Key stats: 3.45GHz all core frequency, 4.35GHz single core. The single core performance is actually slightly above the rated speed, which is nice.
It draws 3W per core at full load vs. 7W for the 3970X, for only a 10% reduction in clock speed.
Also, it has so many cores that Windows can't recognise it as a single CPU. Depending on your workload you might need to upgrade to an enterprise version of Windows - or, as a quick hack, disable SMT.
The idea that the regular Windows desktop OS cannot handle 32 processor cores seems a bit short-sighted--at least at first glance--which is why he says what he said.
WTF I got a chuckle out of it.
...but about ten years ago I predicted this would happen. Actually, I predicted we'd be running a lot more cores than we are; technology is only just starting to catch up to what I'd thought would happen. But desktop Windows is going to have to handle more computing cores, and it will, in good time.
* * *
Incidentally, I recall that three years later--in 1984--Steve Jobs insisted that 128k was more than enough memory for the Macintosh, and that no memory expansion would ever be needed. So who, really, was more short-sighted?
* * *
I finished reading Good Ending last night. It ended about how I expected it to, though it took another couple of roller-coaster ups-and-downs before it got there. Holy crap, I didn't think any series could out-do Marmalade Boy in angst and shed tears--was I wrong! Good thing this was fictional or we'd all need waders, and some crazy guy would be building an Ark....
* * *
So, yesterday at work--had to go to the "tower control room" at one of my offsites to replace a computer, which entailed walking through the production area...and it stank.

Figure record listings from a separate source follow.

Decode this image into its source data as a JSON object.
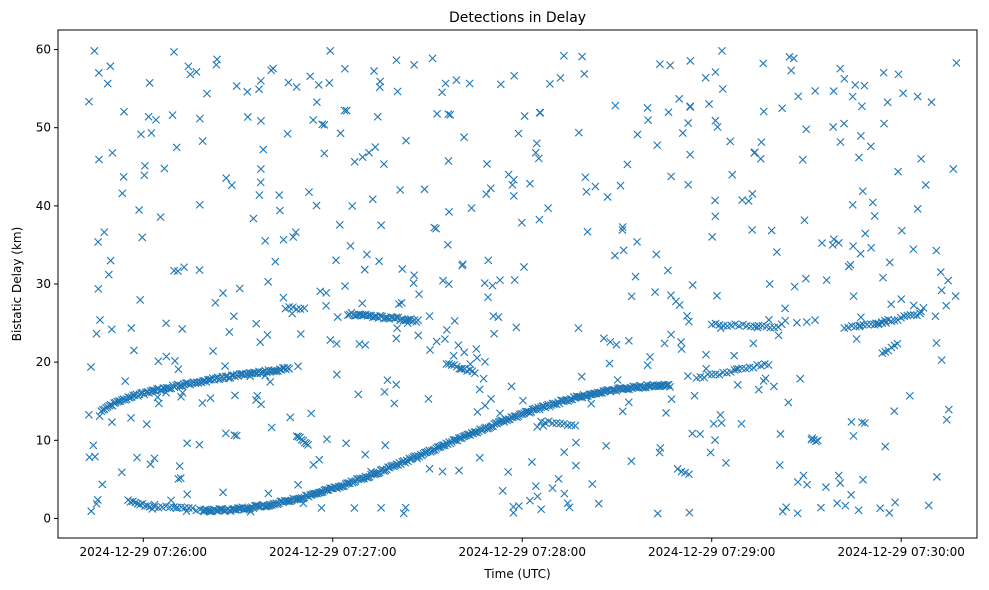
{
  "chart_data": {
    "type": "scatter",
    "title": "Detections in Delay",
    "xlabel": "Time (UTC)",
    "ylabel": "Bistatic Delay (km)",
    "marker": "x",
    "color": "#1f77b4",
    "xlim_minutes": [
      -0.45,
      4.4
    ],
    "ylim": [
      -2.5,
      62.5
    ],
    "xticks": [
      {
        "value": 0,
        "label": "2024-12-29 07:26:00"
      },
      {
        "value": 1,
        "label": "2024-12-29 07:27:00"
      },
      {
        "value": 2,
        "label": "2024-12-29 07:28:00"
      },
      {
        "value": 3,
        "label": "2024-12-29 07:29:00"
      },
      {
        "value": 4,
        "label": "2024-12-29 07:30:00"
      }
    ],
    "yticks": [
      0,
      10,
      20,
      30,
      40,
      50,
      60
    ],
    "x_units": "minutes after 2024-12-29 07:26:00",
    "tracks": [
      {
        "name": "track-a",
        "x_start": -0.23,
        "x_end": 0.77,
        "y_start": 13.0,
        "y_end": 19.2,
        "shape": "sqrt",
        "count": 120
      },
      {
        "name": "track-b",
        "x_start": -0.08,
        "x_end": 0.06,
        "y_start": 2.3,
        "y_end": 1.3,
        "shape": "linear",
        "count": 12
      },
      {
        "name": "track-c",
        "x_start": 0.06,
        "x_end": 0.32,
        "y_start": 1.6,
        "y_end": 1.0,
        "shape": "linear",
        "count": 14
      },
      {
        "name": "track-d",
        "x_start": 0.32,
        "x_end": 2.78,
        "y_start": 1.0,
        "y_end": 17.0,
        "shape": "sigmoid",
        "count": 330
      },
      {
        "name": "track-e",
        "x_start": 0.81,
        "x_end": 0.87,
        "y_start": 10.5,
        "y_end": 9.5,
        "shape": "linear",
        "count": 8
      },
      {
        "name": "track-f",
        "x_start": 0.75,
        "x_end": 0.85,
        "y_start": 27.0,
        "y_end": 26.8,
        "shape": "linear",
        "count": 6
      },
      {
        "name": "track-g",
        "x_start": 1.08,
        "x_end": 1.45,
        "y_start": 26.2,
        "y_end": 25.3,
        "shape": "linear",
        "count": 40
      },
      {
        "name": "track-h",
        "x_start": 1.6,
        "x_end": 1.75,
        "y_start": 19.8,
        "y_end": 18.7,
        "shape": "linear",
        "count": 12
      },
      {
        "name": "track-i",
        "x_start": 2.1,
        "x_end": 2.28,
        "y_start": 12.5,
        "y_end": 11.7,
        "shape": "linear",
        "count": 10
      },
      {
        "name": "track-j",
        "x_start": 2.92,
        "x_end": 3.3,
        "y_start": 18.0,
        "y_end": 19.8,
        "shape": "linear",
        "count": 20
      },
      {
        "name": "track-k",
        "x_start": 3.0,
        "x_end": 3.35,
        "y_start": 24.8,
        "y_end": 24.5,
        "shape": "linear",
        "count": 18
      },
      {
        "name": "track-l",
        "x_start": 3.7,
        "x_end": 3.92,
        "y_start": 24.5,
        "y_end": 24.9,
        "shape": "linear",
        "count": 12
      },
      {
        "name": "track-m",
        "x_start": 3.88,
        "x_end": 4.1,
        "y_start": 25.0,
        "y_end": 26.2,
        "shape": "linear",
        "count": 14
      },
      {
        "name": "track-n",
        "x_start": 3.9,
        "x_end": 3.98,
        "y_start": 21.0,
        "y_end": 22.5,
        "shape": "linear",
        "count": 6
      },
      {
        "name": "track-o",
        "x_start": 2.82,
        "x_end": 2.88,
        "y_start": 6.2,
        "y_end": 5.6,
        "shape": "linear",
        "count": 4
      },
      {
        "name": "track-p",
        "x_start": 3.53,
        "x_end": 3.56,
        "y_start": 10.2,
        "y_end": 9.8,
        "shape": "linear",
        "count": 4
      }
    ],
    "clutter": {
      "count": 560,
      "x_range": [
        -0.3,
        4.3
      ],
      "y_range": [
        0.5,
        60
      ],
      "seed": 20241229
    }
  }
}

One product made there is some variant of sodium larel sulfate, I think. That's a component of a lot of health and beauty products, and in fact in the lobby of the main building they have a whole display case full of products nicely labeled with which company product is used in the formulation. The products have brand names and I have never seen any listing of what name was what component.
What I do know is that the facility uses a lot of sulfuric acid. So I walked through the control room, resplendent in my PPE, with a computer under one arm, and out into the plant, and I walked into this wall of sulfur stink. Heavy on the hydrogen sulfide, but some other stuff as well. Not eye-watering strong, not dangerous, but certainly not what you want to be smelling, either.
Up to the tower control room; by the time I got there the stink wasn't so bad, and anyway in there it smelled better and I was able to go about my work. But when I opened the door to leave again--
Well, the company I work for is in the chemical supply business. It's why I have to wear steel-toed boots, a hard hat, and safety goggles whenever I'm in a production area. It's why I need to be "safety certified" for each location I work at, and part of that certification stresses that you always have at least a good idea of where the nearest eyewash and safety shower station is. Because if you get something on you, flushing it off with water soonest can save your life.
Their safety record is good, with only minor and occasional "loss of containment" episodes. So I'm not worried.
Anyway, that control room is at the top of several reactor vessels. Getting to and from it, you walk through a maze of pipes. The whole thing is fascinating to me and I feel like I could spend a couple of days just wandering around the various sites and looking at stuff.
Got everything done that I'd wanted to, then hit the can and left the place; when I got back to the office I noticed that my hands still smelled like sulfur compounds even though I'd washed them thoroughly. And last night, sitting in my rocking chair and listening to music, I thought I could just barely smell that stink. I wonder if some of the odor got into my shirt, maybe...? But Mrs. Fungus didn't report smelling anything unusual.
...then I went into the bedroom and it smelled in there. Sulfur compounds.